David Alber

This website appears quite similar to my website at UIUC, but the information here is maintained. The UIUC site is still up for transition purposes and to host the geneagrapher until I get its situation sorted out. Part of the plan with the geneagrapher is discussed in this post.

If you arrived here via my old page at UIUC, good. If you arrived here via a search engine, even better, and if you found your way here through a link from some other source, I am surprised. Thanks for stopping by.

About Me

Academic Background

In May 2007, I completed my Ph.D. in Computer Science at the University of Illinois at Urbana-Champaign (UIUC). I specialized in scientific computing and am particularly interested in algorithm and data structure design and development. My dissertation, titled Efficient Setup Algorithms for Parallel Algebraic Multigrid, focused on parallel coarse grid selection algorithms for algebraic multigrid (AMG) and was conducted under the guidance of my advisors Luke Olson and Paul Saylor.

I earned a M.S. in Computer Science at UIUC in 2004 under the guidance of Paul Saylor. My Masters research was influenced heavily by the work I did in my first summer at the Center for Applied Scientific Computing at Lawrence Livermore National Laboratory.

Further back, I earned a B.S. in Biological Science and Computer Science at the University of Iowa.

Publications

Post-Doctoral Biography

Shortly after completing my Ph.D., I started a postdoctoral position in the Scientific Computing Center (now the Materials and Computational Science Center) at the National Renewable Energy Laboratory (NREL) in Golden, Colorado.

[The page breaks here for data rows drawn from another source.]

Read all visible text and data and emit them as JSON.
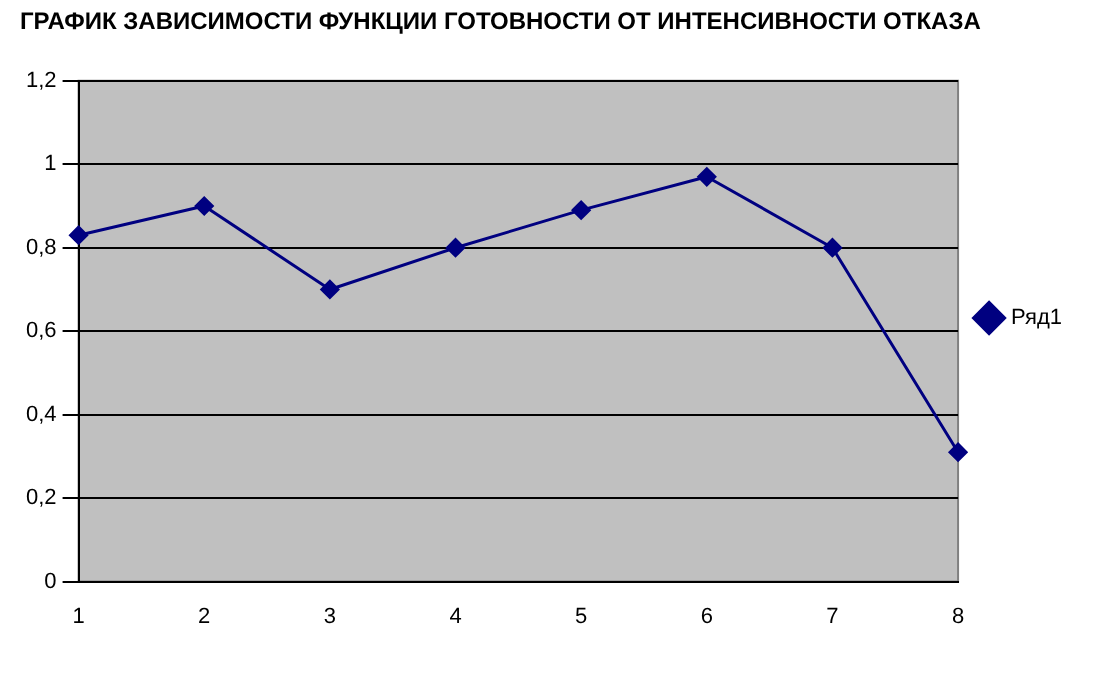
{
  "chart_data": {
    "type": "line",
    "title": "ГРАФИК ЗАВИСИМОСТИ ФУНКЦИИ ГОТОВНОСТИ ОТ ИНТЕНСИВНОСТИ ОТКАЗА",
    "categories": [
      "1",
      "2",
      "3",
      "4",
      "5",
      "6",
      "7",
      "8"
    ],
    "series": [
      {
        "name": "Ряд1",
        "color": "#000080",
        "values": [
          0.83,
          0.9,
          0.7,
          0.8,
          0.89,
          0.97,
          0.8,
          0.31
        ]
      }
    ],
    "ylim": [
      0,
      1.2
    ],
    "yticks": [
      0,
      {
        "value": 0.2,
        "label": "0,2"
      },
      {
        "value": 0.4,
        "label": "0,4"
      },
      {
        "value": 0.6,
        "label": "0,6"
      },
      {
        "value": 0.8,
        "label": "0,8"
      },
      1,
      {
        "value": 1.2,
        "label": "1,2"
      }
    ],
    "grid": "y",
    "legend": "right",
    "marker": "diamond",
    "line_style": "solid"
  }
}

My primary project at NREL was part of a computational systems biology project called “Green Energy: Advancing Bio-hydrogen“. Briefly, the project aims to: (1) construct a comprehensive metabolic model for the hydrogen-producing green alga Chlamydomonas reinhardtii; (2) produce high-performance software for solving problems arising from the rate equations encoded in the model.

In February 2009, I started a position at Microsoft in which I research topics in numerical linear algebra and other areas of scientific computing.